When compiling C code with gcc
, there are compiler optimizations, some that limit code size and others create fast code.
From the -S
flag, I see that the -O2/03
generates more assembly than the -Os
code. How is more assembly still faster than less assembly?
6
On a modern processor, there are usually several ways to achieve the result specified in a higher level language (such as C). These solutions can have different trade-offs between code size and speed due to several factors.
- Not all assembly instructions take the same amount of time to execute. For example, it is possible that a particular result can be achieved with 2 instructions that take 10 clock-cycles each to execute, or with 6 instructions that take 3 clock-cycles each. The difference here can be because those two long instructions duplicate some of the work that the compiler avoided by using the 6 short instructions.

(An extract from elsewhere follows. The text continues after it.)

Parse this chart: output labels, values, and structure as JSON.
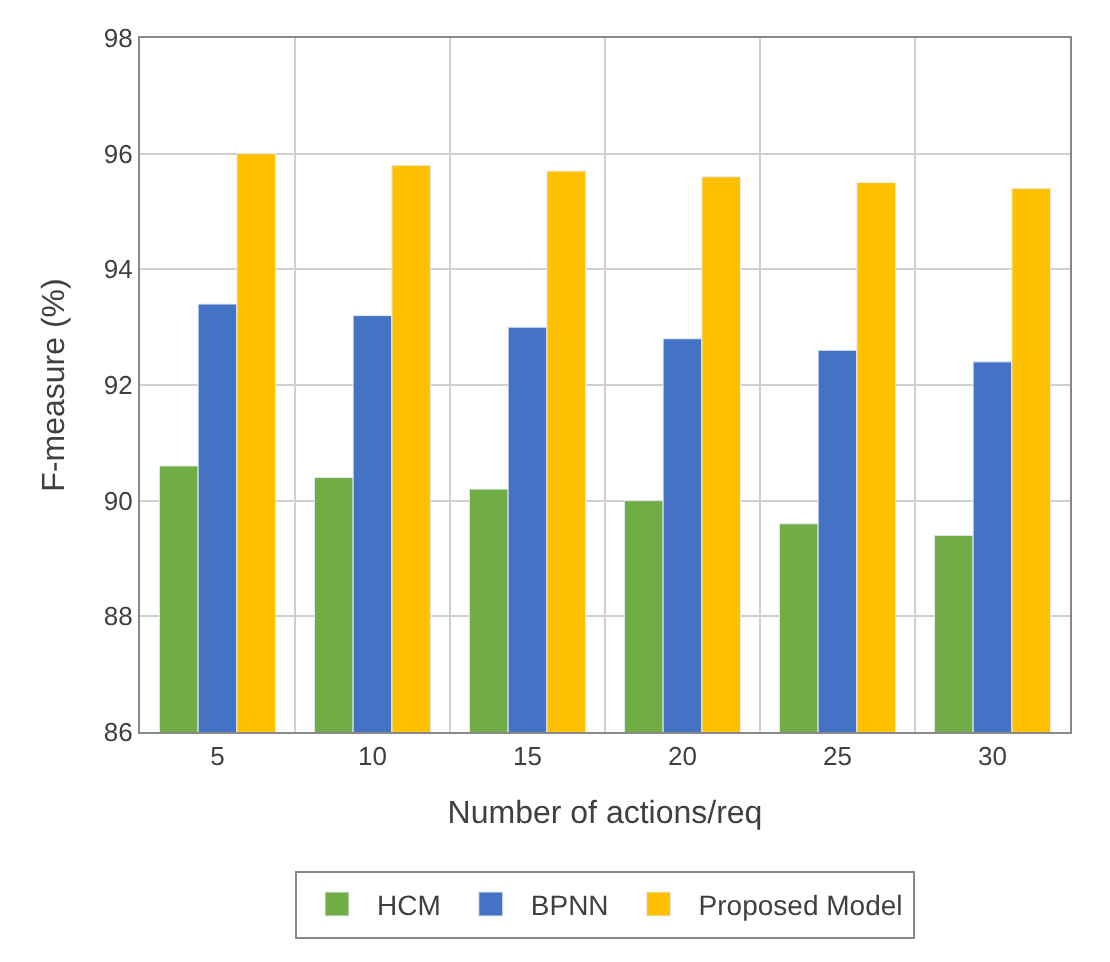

- On a modern processor, it makes a huge difference in execution speed if the next instruction is already present in the cache or if it has to come from main memory. This effect is most visible with branching instructions, because they make it harder to tell what the next instruction will be. Often, compilers will try to offset these effects by unrolling (part of) a loop into a repeated block of instructions to reduce the costs of branching/jumping.
Well, most of the time the complier generates more instructions so that fewer of them are executed in a given run. Usually by generating specific code for different cases:
- Loop unrolling. The jump is only done in every n (usually 8) iterations.

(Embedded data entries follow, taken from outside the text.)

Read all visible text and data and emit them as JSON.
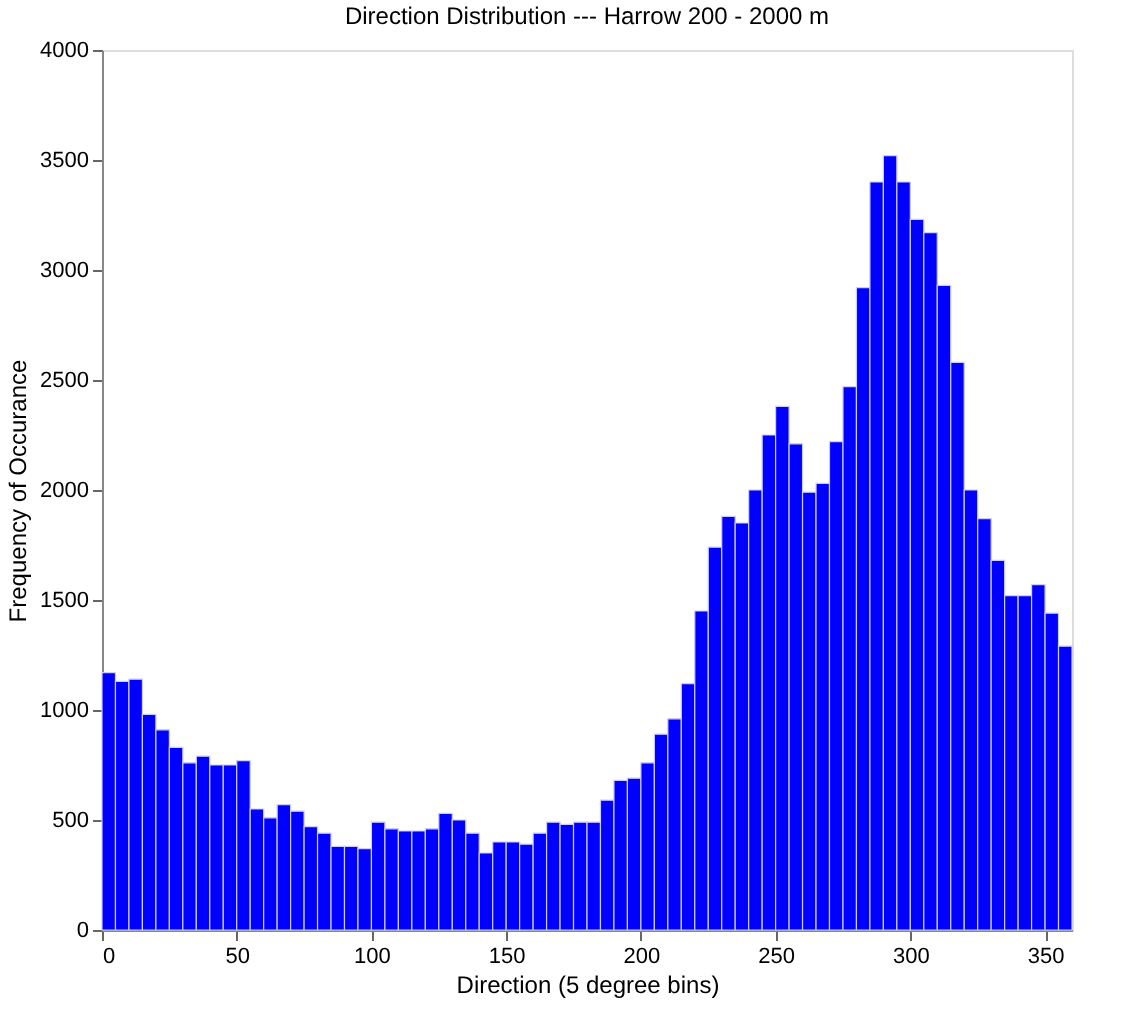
{
  "chart_data": {
    "type": "histogram",
    "title": "Direction Distribution --- Harrow 200 - 2000 m",
    "xlabel": "Direction (5 degree bins)",
    "ylabel": "Frequency of Occurance",
    "color": "#0000ff",
    "bins": [
      0,
      5,
      10,
      15,
      20,
      25,
      30,
      35,
      40,
      45,
      50,
      55,
      60,
      65,
      70,
      75,
      80,
      85,
      90,
      95,
      100,
      105,
      110,
      115,
      120,
      125,
      130,
      135,
      140,
      145,
      150,
      155,
      160,
      165,
      170,
      175,
      180,
      185,
      190,
      195,
      200,
      205,
      210,
      215,
      220,
      225,
      230,
      235,
      240,
      245,
      250,
      255,
      260,
      265,
      270,
      275,
      280,
      285,
      290,
      295,
      300,
      305,
      310,
      315,
      320,
      325,
      330,
      335,
      340,
      345,
      350,
      355,
      360
    ],
    "values": [
      1170,
      1130,
      1140,
      980,
      910,
      830,
      760,
      790,
      750,
      750,
      770,
      550,
      510,
      570,
      540,
      470,
      440,
      380,
      380,
      370,
      490,
      460,
      450,
      450,
      460,
      530,
      500,
      440,
      350,
      400,
      400,
      390,
      440,
      490,
      480,
      490,
      490,
      590,
      680,
      690,
      760,
      890,
      960,
      1120,
      1450,
      1740,
      1880,
      1850,
      2000,
      2250,
      2380,
      2210,
      1990,
      2030,
      2220,
      2470,
      2920,
      3400,
      3520,
      3400,
      3230,
      3170,
      2930,
      2580,
      2000,
      1870,
      1680,
      1520,
      1520,
      1570,
      1440,
      1290
    ],
    "xlim": [
      0,
      360
    ],
    "xticks": [
      0,
      50,
      100,
      150,
      200,
      250,
      300,
      350
    ],
    "ylim": [
      0,
      4000
    ],
    "yticks": [
      0,
      500,
      1000,
      1500,
      2000,
      2500,
      3000,
      3500,
      4000
    ],
    "grid": false
  }
}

- Function inlining. It saves the call, return, copying arguments and stack manipulation.
The other thing is that some instructions take more time than other. Especially conditions that are difficult to predict can be significantly slower. However both calls and loops are common and the predictor handles them well.
The other thing is memory cache, but here things are not so clear cut. The caches work better when the code is read linearly (functions are inlined), but it also has limited size, so larger portion of small code will be cached.